The Reluctant Advocate Series:  An international Twist.  In the 8th of this series, Len Woodward explains and describes how he became an aHUS advocate and where the journey has taken him. Len Woodward was a founding Trustee of aHUSUK and a founding affiliate of the aHUS alliance. He is also a Director Trustee of aHUS alliance Global Action.
 
Before continuing on the U.K. front there had been an international development worth a mention which would transform aHUS advocacy not only in the UK but internationally, for all aHUS patients and organizations around the world.
aHUSUK had fulfilled an invitation from AIRG France to attend the national aHUS Patients Conference two days after the AGNSS meeting on 16 June 2012 .Although not as comprehensive as was to be the case in future when reporting about conferences I attended,  I wrote briefly on the RareConnect website about the experience:
I would like to say thank you for my daughter and I. We too attended the 2nd Conference on aHUS in Paris.
Professor Hubert Nivet, who made clear issues ( about Complement ) with his clever analogies and humour, Dr Veronique Fremeaux -Baachi whose enthusiasm and passion for understanding aHUS through research shone though, and Professor Chantal Loire’s authoritative knowledge on matters aHUS is plainly evident. So were the other professors and doctors who talked about the treatment of children and adults, as well as the successes of transplants supported by eculizumab. All added to what is a positive and hopeful future for aHUS patients in France and indeed everywhere.
We shall therefore have the same questions, issues, concerns and stoicism in living with aHUS.
Thanks to Daniel (Renault) and Nicolas (Mullier) for organizing a worthwhile and successful conference at this impressive venue that is the Hopital European Georges Pompidou.”

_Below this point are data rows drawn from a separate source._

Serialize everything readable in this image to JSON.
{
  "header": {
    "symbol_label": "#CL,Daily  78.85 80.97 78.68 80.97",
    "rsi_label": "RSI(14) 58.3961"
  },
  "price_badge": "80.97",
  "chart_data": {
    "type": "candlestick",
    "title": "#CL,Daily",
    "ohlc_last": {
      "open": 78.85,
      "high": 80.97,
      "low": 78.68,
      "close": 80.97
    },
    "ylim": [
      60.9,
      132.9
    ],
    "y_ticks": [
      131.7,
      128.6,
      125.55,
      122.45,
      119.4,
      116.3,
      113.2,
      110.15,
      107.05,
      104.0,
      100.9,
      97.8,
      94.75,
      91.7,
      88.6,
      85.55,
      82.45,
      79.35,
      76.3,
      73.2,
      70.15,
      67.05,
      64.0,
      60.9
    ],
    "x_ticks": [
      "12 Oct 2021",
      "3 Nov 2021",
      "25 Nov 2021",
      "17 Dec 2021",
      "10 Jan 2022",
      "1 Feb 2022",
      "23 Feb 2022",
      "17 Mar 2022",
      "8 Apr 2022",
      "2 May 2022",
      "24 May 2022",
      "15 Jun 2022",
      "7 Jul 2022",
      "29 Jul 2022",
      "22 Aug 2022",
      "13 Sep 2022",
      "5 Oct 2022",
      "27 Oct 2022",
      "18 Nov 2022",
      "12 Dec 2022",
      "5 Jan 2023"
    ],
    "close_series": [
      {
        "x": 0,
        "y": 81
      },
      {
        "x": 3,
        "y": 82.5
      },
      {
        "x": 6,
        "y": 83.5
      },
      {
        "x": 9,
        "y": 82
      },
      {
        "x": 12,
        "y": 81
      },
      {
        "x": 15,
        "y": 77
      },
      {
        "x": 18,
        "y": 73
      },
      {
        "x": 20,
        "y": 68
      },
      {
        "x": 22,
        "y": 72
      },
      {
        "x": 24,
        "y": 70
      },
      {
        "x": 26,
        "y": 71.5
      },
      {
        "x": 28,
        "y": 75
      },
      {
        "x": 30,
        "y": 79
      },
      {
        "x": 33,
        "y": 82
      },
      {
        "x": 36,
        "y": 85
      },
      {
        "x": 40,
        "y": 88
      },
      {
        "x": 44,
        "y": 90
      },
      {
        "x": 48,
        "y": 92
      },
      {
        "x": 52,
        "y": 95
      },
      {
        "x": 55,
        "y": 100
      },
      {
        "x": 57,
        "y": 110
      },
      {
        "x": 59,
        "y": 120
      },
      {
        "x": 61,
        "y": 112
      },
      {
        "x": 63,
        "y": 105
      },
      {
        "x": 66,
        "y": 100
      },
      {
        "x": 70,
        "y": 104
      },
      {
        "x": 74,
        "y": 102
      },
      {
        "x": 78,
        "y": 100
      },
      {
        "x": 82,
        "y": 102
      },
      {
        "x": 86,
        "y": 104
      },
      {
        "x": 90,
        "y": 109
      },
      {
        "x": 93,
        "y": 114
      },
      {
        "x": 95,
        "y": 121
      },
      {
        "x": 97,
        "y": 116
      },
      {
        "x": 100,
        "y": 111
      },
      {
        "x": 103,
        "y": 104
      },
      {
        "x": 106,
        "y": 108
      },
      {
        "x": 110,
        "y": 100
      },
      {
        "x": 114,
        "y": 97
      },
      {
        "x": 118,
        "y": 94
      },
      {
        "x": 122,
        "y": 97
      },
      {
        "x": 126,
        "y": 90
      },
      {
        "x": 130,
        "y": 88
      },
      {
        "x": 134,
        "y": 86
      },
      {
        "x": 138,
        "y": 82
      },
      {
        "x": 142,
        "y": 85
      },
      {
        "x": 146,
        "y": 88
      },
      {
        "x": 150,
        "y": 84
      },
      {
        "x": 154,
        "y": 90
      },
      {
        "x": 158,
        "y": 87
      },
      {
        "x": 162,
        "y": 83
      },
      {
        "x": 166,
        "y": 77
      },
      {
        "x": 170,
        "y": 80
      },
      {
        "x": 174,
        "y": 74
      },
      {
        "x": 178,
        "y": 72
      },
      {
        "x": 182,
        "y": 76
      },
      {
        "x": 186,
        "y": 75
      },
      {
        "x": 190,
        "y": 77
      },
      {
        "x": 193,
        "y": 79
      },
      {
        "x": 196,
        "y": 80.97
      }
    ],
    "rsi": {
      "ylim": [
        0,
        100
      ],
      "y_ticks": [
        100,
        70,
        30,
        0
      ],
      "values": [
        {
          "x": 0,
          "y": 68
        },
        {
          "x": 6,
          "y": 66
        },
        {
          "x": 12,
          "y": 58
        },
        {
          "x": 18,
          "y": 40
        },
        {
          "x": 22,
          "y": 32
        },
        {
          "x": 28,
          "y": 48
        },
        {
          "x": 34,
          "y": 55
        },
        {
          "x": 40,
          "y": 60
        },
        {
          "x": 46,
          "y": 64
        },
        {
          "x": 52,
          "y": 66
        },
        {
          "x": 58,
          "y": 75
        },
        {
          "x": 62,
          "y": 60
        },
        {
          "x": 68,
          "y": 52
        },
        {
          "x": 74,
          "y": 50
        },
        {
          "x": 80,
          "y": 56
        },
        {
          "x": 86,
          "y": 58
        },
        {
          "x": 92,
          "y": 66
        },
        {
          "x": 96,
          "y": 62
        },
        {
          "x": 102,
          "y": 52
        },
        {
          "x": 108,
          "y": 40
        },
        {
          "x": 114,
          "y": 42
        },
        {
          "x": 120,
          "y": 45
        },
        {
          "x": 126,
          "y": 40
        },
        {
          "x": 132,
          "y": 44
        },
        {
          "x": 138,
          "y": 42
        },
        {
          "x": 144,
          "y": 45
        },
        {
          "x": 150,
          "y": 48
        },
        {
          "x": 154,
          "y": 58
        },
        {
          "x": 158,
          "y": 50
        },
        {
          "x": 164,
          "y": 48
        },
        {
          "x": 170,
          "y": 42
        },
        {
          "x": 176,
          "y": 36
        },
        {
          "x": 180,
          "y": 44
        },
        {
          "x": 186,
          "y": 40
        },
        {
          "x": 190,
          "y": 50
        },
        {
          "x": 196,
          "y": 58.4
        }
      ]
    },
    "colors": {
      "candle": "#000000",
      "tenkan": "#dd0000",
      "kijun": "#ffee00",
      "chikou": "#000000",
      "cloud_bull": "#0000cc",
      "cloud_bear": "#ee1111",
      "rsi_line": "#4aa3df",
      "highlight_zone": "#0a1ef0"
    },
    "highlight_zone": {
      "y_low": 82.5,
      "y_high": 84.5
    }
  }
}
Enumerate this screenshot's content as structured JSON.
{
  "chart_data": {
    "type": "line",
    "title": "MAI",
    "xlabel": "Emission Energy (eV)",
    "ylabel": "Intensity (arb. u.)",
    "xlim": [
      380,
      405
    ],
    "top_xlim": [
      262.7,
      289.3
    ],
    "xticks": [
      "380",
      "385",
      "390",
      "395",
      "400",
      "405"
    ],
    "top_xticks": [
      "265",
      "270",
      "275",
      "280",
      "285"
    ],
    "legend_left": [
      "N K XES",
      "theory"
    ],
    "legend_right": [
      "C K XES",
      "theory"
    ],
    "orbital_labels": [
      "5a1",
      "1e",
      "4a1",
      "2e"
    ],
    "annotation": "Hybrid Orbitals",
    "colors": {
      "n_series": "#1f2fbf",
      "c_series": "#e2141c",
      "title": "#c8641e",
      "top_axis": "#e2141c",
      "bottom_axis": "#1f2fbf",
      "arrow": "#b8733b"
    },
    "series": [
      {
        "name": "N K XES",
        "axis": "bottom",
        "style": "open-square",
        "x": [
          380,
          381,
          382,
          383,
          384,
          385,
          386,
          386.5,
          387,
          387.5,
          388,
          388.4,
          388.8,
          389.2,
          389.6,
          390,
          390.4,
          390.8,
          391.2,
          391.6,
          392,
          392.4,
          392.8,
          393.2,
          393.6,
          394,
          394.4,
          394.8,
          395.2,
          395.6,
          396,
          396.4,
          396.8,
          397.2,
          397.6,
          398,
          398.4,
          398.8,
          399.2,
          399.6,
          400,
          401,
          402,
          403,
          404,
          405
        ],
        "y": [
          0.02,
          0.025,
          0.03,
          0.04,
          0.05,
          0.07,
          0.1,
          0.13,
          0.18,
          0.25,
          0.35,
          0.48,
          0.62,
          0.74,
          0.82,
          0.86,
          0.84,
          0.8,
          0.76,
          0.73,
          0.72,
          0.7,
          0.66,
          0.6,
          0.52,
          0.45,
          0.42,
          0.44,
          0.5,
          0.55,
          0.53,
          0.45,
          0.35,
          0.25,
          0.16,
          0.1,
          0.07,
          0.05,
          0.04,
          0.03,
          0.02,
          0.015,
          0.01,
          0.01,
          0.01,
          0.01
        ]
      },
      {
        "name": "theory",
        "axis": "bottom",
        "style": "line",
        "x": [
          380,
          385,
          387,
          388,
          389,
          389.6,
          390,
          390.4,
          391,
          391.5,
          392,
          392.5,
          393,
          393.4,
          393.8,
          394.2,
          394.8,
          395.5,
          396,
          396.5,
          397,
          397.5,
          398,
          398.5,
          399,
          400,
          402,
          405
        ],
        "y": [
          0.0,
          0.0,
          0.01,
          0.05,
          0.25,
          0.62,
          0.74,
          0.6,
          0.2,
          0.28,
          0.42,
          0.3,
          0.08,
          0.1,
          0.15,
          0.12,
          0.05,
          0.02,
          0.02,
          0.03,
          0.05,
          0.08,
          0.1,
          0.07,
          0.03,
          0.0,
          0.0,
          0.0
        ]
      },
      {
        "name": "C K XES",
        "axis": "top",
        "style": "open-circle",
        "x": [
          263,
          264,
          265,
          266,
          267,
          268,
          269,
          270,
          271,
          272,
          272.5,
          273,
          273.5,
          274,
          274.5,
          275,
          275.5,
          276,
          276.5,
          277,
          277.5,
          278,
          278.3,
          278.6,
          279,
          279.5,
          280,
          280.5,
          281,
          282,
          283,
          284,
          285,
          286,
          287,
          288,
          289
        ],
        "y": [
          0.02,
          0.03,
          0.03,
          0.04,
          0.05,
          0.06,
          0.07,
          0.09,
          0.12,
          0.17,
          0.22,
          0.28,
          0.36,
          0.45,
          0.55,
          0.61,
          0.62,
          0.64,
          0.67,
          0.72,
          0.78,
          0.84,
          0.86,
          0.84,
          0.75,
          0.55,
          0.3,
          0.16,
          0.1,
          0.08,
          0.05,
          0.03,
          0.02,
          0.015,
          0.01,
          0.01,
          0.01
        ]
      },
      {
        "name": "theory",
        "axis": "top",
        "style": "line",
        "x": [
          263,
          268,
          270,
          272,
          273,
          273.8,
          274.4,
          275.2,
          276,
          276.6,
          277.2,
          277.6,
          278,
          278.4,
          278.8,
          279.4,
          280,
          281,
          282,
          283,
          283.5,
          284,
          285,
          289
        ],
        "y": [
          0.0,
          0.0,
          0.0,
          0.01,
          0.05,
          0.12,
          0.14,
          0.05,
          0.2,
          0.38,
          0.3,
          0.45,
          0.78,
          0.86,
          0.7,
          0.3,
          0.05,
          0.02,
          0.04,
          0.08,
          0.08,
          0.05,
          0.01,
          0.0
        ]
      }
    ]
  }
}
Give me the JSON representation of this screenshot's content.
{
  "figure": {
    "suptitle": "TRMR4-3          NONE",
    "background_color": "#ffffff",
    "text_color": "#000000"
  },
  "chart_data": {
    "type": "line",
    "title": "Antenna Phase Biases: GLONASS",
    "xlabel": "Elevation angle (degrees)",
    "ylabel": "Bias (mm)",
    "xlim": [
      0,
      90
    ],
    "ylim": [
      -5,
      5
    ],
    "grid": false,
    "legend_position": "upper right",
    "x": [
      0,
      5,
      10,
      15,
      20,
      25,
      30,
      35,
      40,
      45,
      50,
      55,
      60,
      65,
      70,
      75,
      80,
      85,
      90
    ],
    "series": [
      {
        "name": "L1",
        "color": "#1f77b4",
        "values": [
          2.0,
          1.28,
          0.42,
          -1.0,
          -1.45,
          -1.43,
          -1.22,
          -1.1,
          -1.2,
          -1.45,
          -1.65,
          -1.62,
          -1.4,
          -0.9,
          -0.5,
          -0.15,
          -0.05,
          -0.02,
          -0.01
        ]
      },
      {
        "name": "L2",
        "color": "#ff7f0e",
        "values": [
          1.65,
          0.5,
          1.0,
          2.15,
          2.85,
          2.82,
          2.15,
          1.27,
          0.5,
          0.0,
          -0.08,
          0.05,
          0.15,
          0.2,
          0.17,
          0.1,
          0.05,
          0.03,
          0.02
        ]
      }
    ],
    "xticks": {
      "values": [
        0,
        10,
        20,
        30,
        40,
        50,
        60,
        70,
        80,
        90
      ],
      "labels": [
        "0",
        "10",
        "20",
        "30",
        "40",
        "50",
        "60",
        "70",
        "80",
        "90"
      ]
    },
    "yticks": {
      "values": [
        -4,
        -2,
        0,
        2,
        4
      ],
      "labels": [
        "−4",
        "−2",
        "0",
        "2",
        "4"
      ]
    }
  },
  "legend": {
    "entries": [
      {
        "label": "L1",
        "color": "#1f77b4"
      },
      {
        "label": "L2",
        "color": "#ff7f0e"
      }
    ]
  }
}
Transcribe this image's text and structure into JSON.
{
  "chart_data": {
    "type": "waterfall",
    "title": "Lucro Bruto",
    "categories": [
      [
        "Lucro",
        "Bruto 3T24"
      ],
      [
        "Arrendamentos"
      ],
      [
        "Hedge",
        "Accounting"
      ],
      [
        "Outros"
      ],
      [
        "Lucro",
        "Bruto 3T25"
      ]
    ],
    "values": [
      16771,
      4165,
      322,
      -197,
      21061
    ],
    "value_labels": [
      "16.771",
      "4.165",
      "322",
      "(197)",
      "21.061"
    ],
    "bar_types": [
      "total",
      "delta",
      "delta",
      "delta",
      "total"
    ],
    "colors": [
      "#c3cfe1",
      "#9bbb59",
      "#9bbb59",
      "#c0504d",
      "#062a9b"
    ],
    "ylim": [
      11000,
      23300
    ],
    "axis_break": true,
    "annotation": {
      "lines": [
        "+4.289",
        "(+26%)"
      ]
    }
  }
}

Little did we know it but the aHUS patient organisation representatives who attended the meeting from France, Belgium and Spain as well as the U.K. began to talk about collaborating between countries. A momentum then began building in the social media about some form of international group, culminating in the first meeting of the aHUS alliance in Barcelona eight months later.
A couple of weeks after the AGNSS announcement the first meeting was held of what was intended to be the Alliance SHUa European a sub group of the fledgling organisation FEDERG. By then aHUS organisations from Italy and Russia had been added to its number.
 

 
The meeting took place in a hotel ( America!) in Barcelona . After introducing each other,  our organisations and what the status of aHUS was in our countries at that time a debate took place on what kind of activities could be done better together and whether a European organisation should be formed to do them. Those attending said that such an organisation , a loose affiliation ( I.e. not a formal legal entity) should be formed (later amended)  , and it should not be confined to Europe and that it should be called the aHUS alliance. The group was to be associated with Rare Connect, whose representative also attended the meeting  ( a EURORDIS  project) and  whose on line platform would be used for communication as no alliance website was intended to be constructed.  It was on Rare Connect  that the formation of the aHUS alliance was announced on 28 February 2013 – Rare Disease Day.
But could good come from being together?